How Do You Calculate RONA?

Net income, fixed assets, and net working capital are the three components of RONA. Net income is found on the income statement and is calculated as revenue less expenses associated with making or selling a company’s products, operating expenses such as management salaries and utilities, debt-related interest expenses, and others All expenses.

Fixed assets, such as real estate and machinery, are tangible assets used in production. Working capital is calculated by deducting financial liabilities from total assets. It is important to note that long-term liabilities are not a part of working capital and are not deducted in the denominator while calculating working capital return on net assets ratio.

Sometimes, analysts will make some adjustments to the ratio formula entry to smooth or normalize the results, especially when compared to other companies. For example, keep in mind that a fixed asset balance can be affected by certain types of accelerated depreciation, where up to 40% of an asset’s value can be written off in the first full year of posting.

In addition, any significant event that resulted in a significant loss or abnormal income must be adjusted against net income, especially if these are one-time events. Intangible assets such as goodwill are another item that analysts sometimes exclude from the calculation, as they are often acquired simply through acquisition rather than being an asset purchased for use in the production of goods, such as equipment. new piece.

What Does RONA Tell You?

The return on net assets (RONA) ratio compares a company’s net income to its assets and helps investors determine how well a company is generating a return on its assets. The more a company’s revenue is in comparison to its assets, the more efficient the company is at deploying those assets. The RONA is a particularly important metric for venture capital firms, which have fixed assets as a primary component of their assets.

Interpretation of Return on Net Assets

A high RONA means that a company is using its assets and working capital effectively and efficiently, although no single account tells the full story of a company’s performance.

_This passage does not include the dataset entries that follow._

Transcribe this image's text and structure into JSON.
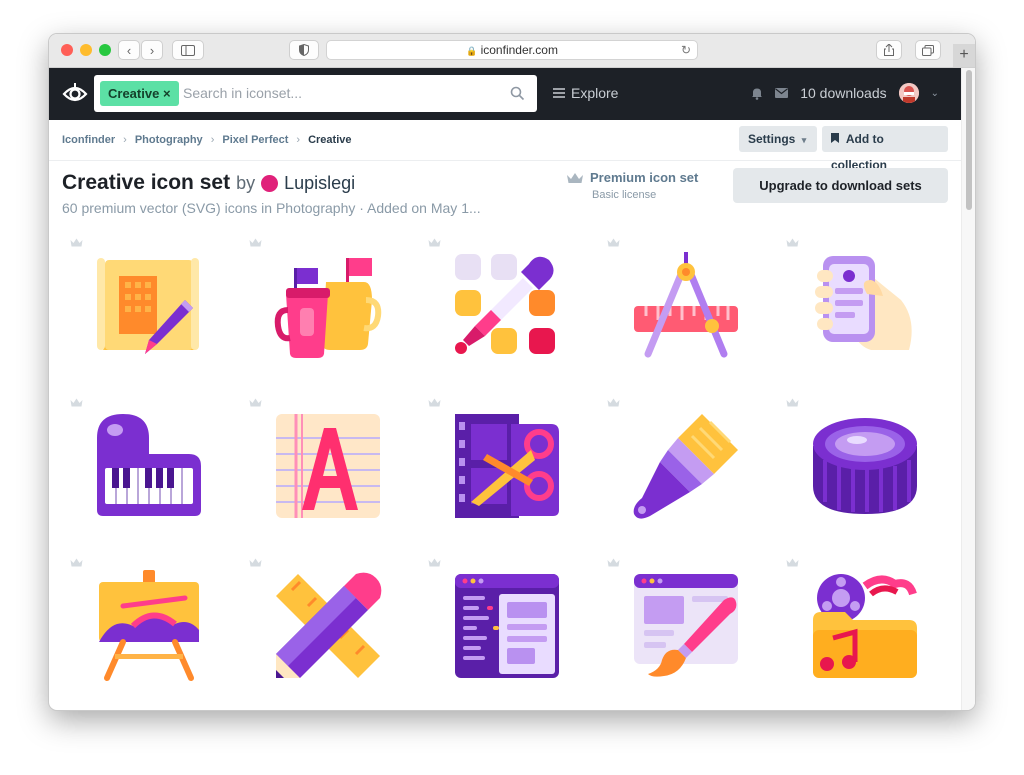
{
  "browser": {
    "url": "iconfinder.com",
    "colors": {
      "close": "#ff5f57",
      "minimize": "#febc2e",
      "zoom": "#28c840"
    }
  },
  "nav": {
    "search_tag": "Creative",
    "search_tag_close": "×",
    "search_placeholder": "Search in iconset...",
    "explore_label": "Explore",
    "downloads_label": "10 downloads"
  },
  "breadcrumbs": [
    "Iconfinder",
    "Photography",
    "Pixel Perfect",
    "Creative"
  ],
  "actions": {
    "settings_label": "Settings",
    "add_collection_label": "Add to collection",
    "upgrade_label": "Upgrade to download sets"
  },
  "iconset": {
    "title": "Creative icon set",
    "by": "by",
    "author": "Lupislegi",
    "subtitle": "60 premium vector (SVG) icons in Photography · Added on May 1...",
    "premium_title": "Premium icon set",
    "premium_license": "Basic license"
  },
  "icons": [
    {
      "name": "blueprint-pen-icon"
    },
    {
      "name": "paint-bucket-flags-icon"
    },
    {
      "name": "color-dropper-icon"
    },
    {
      "name": "compass-ruler-icon"
    },
    {
      "name": "phone-hand-icon"
    },
    {
      "name": "piano-keyboard-icon"
    },
    {
      "name": "typography-letter-icon"
    },
    {
      "name": "film-scissors-icon"
    },
    {
      "name": "paint-brush-icon"
    },
    {
      "name": "lens-cap-icon"
    },
    {
      "name": "easel-painting-icon"
    },
    {
      "name": "ruler-pencil-icon"
    },
    {
      "name": "code-window-icon"
    },
    {
      "name": "design-window-brush-icon"
    },
    {
      "name": "film-reel-music-folder-icon"
    }
  ]
}
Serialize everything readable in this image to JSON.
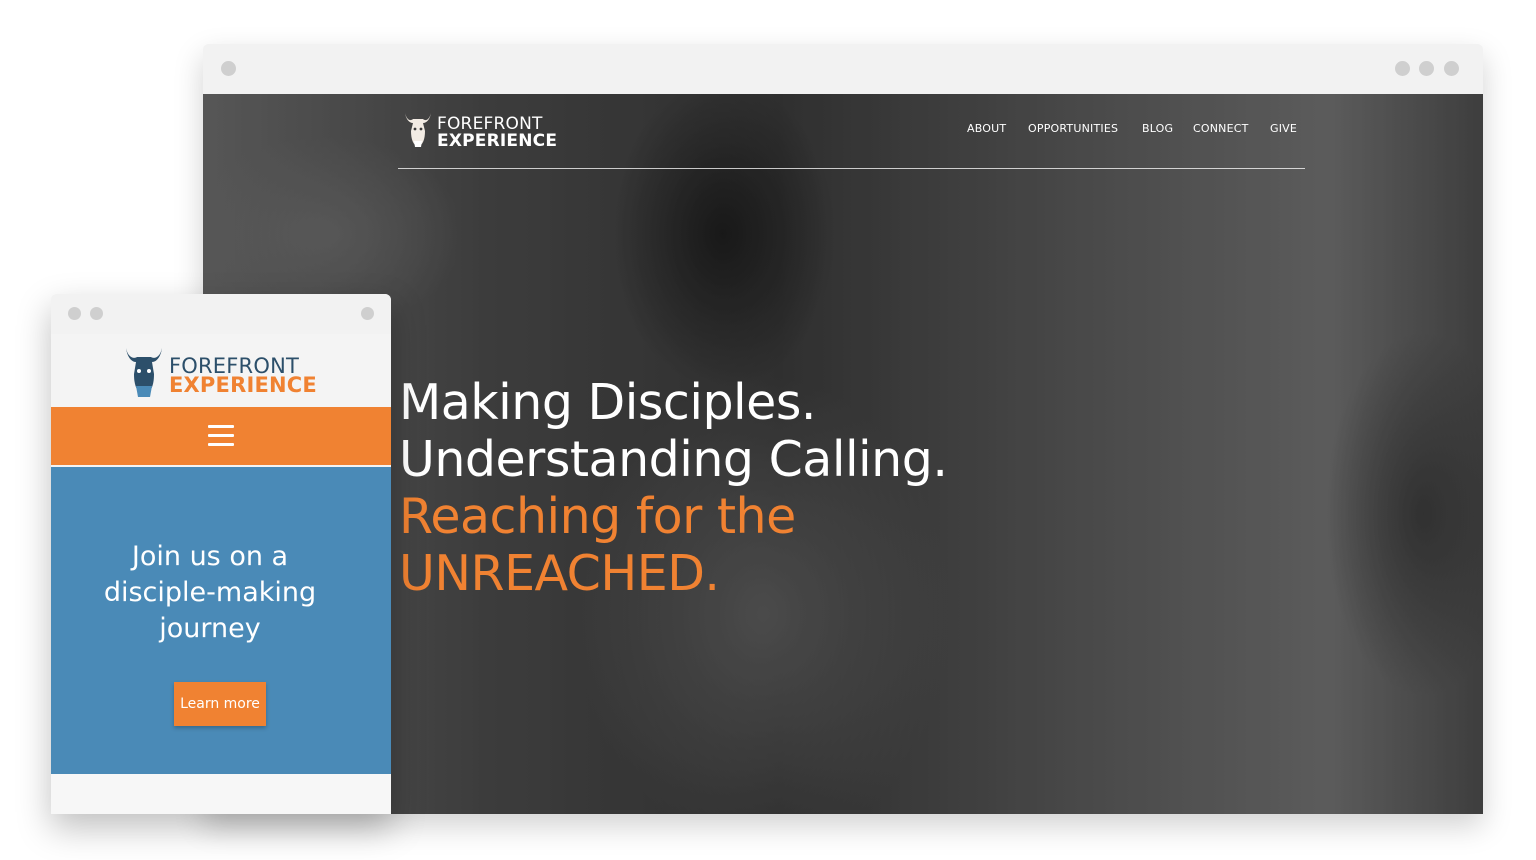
{
  "colors": {
    "accent_orange": "#f08232",
    "mobile_hero_blue": "#4a8ab7",
    "logo_navy": "#2c4f6a",
    "nav_text": "#ffffff"
  },
  "desktop": {
    "logo": {
      "line1": "FOREFRONT",
      "line2": "EXPERIENCE",
      "icon": "yak-head-icon"
    },
    "nav": {
      "items": [
        {
          "label": "ABOUT"
        },
        {
          "label": "OPPORTUNITIES"
        },
        {
          "label": "BLOG"
        },
        {
          "label": "CONNECT"
        },
        {
          "label": "GIVE"
        }
      ]
    },
    "hero": {
      "line1": "Making Disciples.",
      "line2": "Understanding Calling.",
      "line3": "Reaching for the",
      "line4": "UNREACHED."
    }
  },
  "mobile": {
    "logo": {
      "line1": "FOREFRONT",
      "line2": "EXPERIENCE",
      "icon": "yak-head-icon"
    },
    "menu_icon": "hamburger-menu-icon",
    "hero": {
      "line1": "Join us on a",
      "line2": "disciple-making",
      "line3": "journey"
    },
    "cta_label": "Learn more"
  }
}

If the purpose of the calculation is to establish a long-term perspective of the company’s ability to create value, the extraordinary expense can be added back to net income. For example, if a company had net income of $10 million but incurred extraordinary expenses of $1 million, the net income figure could be adjusted to $11 million. This adjustment provides an indication of the return on net assets a company can expect in the coming year if it no longer has to incur any extraordinary expenses.

RONA Example

Let’s say a company has $1 billion in revenue and total expenses including taxes are $800 million, then its net income is $200 million. The company has current assets of 400 million US dollars and current liabilities of 200 million US dollars, which gives it a net working capital of 200 million US dollars.

Moreover, the fixed assets of the company is $800 million. In the RONA denominator, adding fixed assets to net working capital generates $1 billion. Net income of $200 million divided by $1 billion yields a return on net assets for the company of 20%.